The owner of this business had asked me to be forthright in telling him if I thought he was a part of some of the company’s problems. I believed that as a leader – despite running a reasonably successful business – he was the reason why the company despite success, could not achieve their full potential. Stuck at $10 million sales when $20 million was well within their scope.

When I shared this fact with him – perhaps a little too forcefully – it was not well received!

His response was – he wasn’t interested in knowing what his weaknesses were as part of a SWOT analysis that we had started working on. He said to me he had built the company and that he “owned the chandeliers”. “Owning the chandeliers “- I suppose could translate as meaning   – the company – which he had started more than 30 years ago was “built on his back” and he could run the company the way he wanted to.

This same type of mentality  “I own the chandeliers” caught my attention in a letter a successful business owner recently sent his employees.

Here’s the section of the letter he wrote to his employees that caught my eye:

This is the business owners – “The Back Story

“This back story is often neglected and overshadowed by what you see and hear. Sure, you see me park my Mercedes outside. You saw my big home at last year’s Christmas party. I’m sure all these flashy icons of luxury conjure up some idealized thoughts about my life. However, what you don’t see is the back story.

I started this company 12 years ago. At that time, I lived in a 300 square foot studio apartment for 3 years. My entire living space was converted into an office so I could put forth 100% effort into building a company, which by the way, would eventually employ you.

My diet consisted of Ramen Pride noodles because every dollar I spent went back into this company. I drove a rusty Toyota Corolla with a defective transmission. I didn’t have time to date. Often times, I stayed home on weekends, while my friends went out drinking and partying. In fact, I was married to my business — hard work, discipline, and sacrifice.

Meanwhile, my friends got jobs. They worked 40 hours a week and made a modest $50K a year and spent every dime they earned. They drove flashy cars and lived in expensive homes and wore fancy designer clothes. Instead of hitting Nordstroms for the latest hot fashion item, I was trolling through the Goodwill store extracting any clothing item that didn’t look like it was birthed in the 70’s.

My friends refinanced their mortgages and lived a life of luxury. I, however, did not. I put my time, my money, and my life into a business — with a vision that eventually, some day, I too, will be able to afford these luxuries my friends supposedly had.

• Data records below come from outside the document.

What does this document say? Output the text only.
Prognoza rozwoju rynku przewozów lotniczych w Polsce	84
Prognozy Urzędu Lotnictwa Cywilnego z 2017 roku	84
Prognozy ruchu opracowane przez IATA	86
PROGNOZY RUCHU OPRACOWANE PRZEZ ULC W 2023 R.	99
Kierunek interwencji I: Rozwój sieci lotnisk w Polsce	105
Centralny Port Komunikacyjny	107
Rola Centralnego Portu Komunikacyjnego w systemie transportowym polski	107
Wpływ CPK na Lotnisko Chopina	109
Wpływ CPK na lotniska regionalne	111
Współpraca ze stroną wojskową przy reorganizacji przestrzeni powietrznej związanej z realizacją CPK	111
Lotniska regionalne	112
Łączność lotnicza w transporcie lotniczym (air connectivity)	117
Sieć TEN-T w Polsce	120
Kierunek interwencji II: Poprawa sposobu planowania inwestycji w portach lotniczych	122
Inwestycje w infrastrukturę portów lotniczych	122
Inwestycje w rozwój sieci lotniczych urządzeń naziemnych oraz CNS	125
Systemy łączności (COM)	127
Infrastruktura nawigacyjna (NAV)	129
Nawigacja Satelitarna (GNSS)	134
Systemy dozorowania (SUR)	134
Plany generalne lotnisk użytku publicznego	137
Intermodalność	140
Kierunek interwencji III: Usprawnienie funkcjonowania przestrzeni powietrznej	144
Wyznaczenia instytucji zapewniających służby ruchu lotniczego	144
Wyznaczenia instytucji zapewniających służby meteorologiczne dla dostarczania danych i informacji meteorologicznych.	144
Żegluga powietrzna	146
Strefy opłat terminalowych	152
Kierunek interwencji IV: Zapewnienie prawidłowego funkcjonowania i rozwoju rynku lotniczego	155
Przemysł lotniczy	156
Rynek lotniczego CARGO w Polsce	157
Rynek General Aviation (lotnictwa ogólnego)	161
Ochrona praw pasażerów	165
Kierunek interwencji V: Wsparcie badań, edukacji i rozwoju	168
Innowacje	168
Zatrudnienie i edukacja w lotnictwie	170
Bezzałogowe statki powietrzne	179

Tell the rest of the story

I don’t have a problem with this gentleman’s message so far – that we should not forget the sacrifices that any successful person has made by hard work, discipline and delayed gratification.

So far so good – but this is where I start to have a problem with this guy’s letter when he says further on in his “open letter”…

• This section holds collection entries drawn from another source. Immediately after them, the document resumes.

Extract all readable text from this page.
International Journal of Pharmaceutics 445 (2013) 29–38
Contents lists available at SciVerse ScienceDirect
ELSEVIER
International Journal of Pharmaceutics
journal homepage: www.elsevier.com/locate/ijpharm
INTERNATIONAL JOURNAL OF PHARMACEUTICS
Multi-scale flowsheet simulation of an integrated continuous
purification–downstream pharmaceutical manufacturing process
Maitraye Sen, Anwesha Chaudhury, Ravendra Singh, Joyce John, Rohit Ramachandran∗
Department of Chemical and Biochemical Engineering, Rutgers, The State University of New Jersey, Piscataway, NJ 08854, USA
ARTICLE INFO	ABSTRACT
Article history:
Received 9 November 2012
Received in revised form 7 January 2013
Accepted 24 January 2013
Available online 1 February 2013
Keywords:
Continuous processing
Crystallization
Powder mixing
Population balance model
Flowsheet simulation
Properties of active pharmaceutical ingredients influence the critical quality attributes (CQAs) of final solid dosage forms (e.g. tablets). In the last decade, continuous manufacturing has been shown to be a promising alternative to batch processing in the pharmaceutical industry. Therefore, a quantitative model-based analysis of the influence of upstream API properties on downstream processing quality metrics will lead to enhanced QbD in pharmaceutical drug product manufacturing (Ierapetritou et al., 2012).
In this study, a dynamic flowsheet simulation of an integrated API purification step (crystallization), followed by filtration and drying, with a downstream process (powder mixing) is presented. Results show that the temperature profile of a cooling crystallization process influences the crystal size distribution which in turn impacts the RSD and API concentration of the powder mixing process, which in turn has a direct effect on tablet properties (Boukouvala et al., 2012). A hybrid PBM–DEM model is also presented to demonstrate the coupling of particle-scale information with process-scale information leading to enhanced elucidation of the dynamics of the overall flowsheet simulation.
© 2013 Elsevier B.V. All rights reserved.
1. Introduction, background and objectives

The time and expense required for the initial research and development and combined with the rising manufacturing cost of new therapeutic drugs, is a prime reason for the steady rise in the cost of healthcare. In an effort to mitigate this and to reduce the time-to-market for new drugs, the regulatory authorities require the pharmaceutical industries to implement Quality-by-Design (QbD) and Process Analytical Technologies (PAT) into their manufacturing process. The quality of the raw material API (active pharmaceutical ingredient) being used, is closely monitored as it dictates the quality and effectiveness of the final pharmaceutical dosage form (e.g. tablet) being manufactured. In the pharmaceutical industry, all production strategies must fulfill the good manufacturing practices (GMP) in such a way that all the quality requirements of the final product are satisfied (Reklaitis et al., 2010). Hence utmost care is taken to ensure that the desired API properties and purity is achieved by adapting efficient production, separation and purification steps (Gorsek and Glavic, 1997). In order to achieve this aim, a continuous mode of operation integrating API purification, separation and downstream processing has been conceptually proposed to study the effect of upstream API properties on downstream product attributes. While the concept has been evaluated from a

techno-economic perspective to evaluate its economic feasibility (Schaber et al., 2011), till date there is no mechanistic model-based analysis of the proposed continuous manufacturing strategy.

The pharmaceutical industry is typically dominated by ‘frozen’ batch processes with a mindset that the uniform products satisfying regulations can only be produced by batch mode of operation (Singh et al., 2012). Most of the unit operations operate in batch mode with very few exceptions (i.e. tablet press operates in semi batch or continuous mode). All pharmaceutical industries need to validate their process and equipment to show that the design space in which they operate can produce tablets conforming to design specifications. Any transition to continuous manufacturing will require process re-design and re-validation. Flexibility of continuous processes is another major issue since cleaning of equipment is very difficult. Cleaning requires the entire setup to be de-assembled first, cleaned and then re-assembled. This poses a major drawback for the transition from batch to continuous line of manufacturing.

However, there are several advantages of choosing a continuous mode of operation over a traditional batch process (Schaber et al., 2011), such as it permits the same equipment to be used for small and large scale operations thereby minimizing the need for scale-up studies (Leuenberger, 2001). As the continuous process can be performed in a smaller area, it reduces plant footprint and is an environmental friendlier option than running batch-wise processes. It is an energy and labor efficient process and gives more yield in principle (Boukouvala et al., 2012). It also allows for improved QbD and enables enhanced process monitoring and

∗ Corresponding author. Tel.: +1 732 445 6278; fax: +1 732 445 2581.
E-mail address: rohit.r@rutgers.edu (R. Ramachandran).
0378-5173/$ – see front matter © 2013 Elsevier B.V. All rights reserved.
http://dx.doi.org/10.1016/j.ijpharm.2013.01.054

“So, while you physically arrive at the office at 9 am, mentally check in at about noon, and then leave at 5 pm, I don’t. There is no “off” button for me. When you leave the office, you are done and you have a weekend all to yourself. I unfortunately do not have the freedom. I eat, ****, and breathe this company every minute of the day. There is no rest. There is no weekend. There is no happy hour. Every day this business is attached to me like a 1 day old baby. 

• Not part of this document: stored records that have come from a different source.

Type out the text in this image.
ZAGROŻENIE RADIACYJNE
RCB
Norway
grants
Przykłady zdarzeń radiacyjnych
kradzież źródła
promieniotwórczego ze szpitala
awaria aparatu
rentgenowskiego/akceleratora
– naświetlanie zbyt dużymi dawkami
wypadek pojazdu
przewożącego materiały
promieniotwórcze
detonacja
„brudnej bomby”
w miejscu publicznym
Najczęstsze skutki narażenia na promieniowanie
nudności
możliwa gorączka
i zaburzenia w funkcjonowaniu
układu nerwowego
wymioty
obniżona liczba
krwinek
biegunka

What’s the problem with this and “I own the chandeliers mentality”?

First of all I find his tone paternalistic, patronizing and yes even insulting.

He has 14 employees – if they only “mentally check-in by noon” – who has the problem?

Maybe he does – this implies his employees lack motivation – perhaps he should ask the question why his employees are like that. Maybe it’s a lot to do with his self-centered management style and values.

I played golf yesterday with a lovely man who had loyally worked for the company for 40 years in quite a senior position. He took one day off work in 40 years and when the chips were down and the company heading for bankruptcy he was given a weeks notice.

Conclusion – tell the rest of the story!

Unless you are a sole practitioner – the success any of us has achieved has been due to hard work and sacrifice and maybe a little luck – but we could never have done whatever we have achieved – without the support of those who gave us the breaks and the team who also worked hard with us!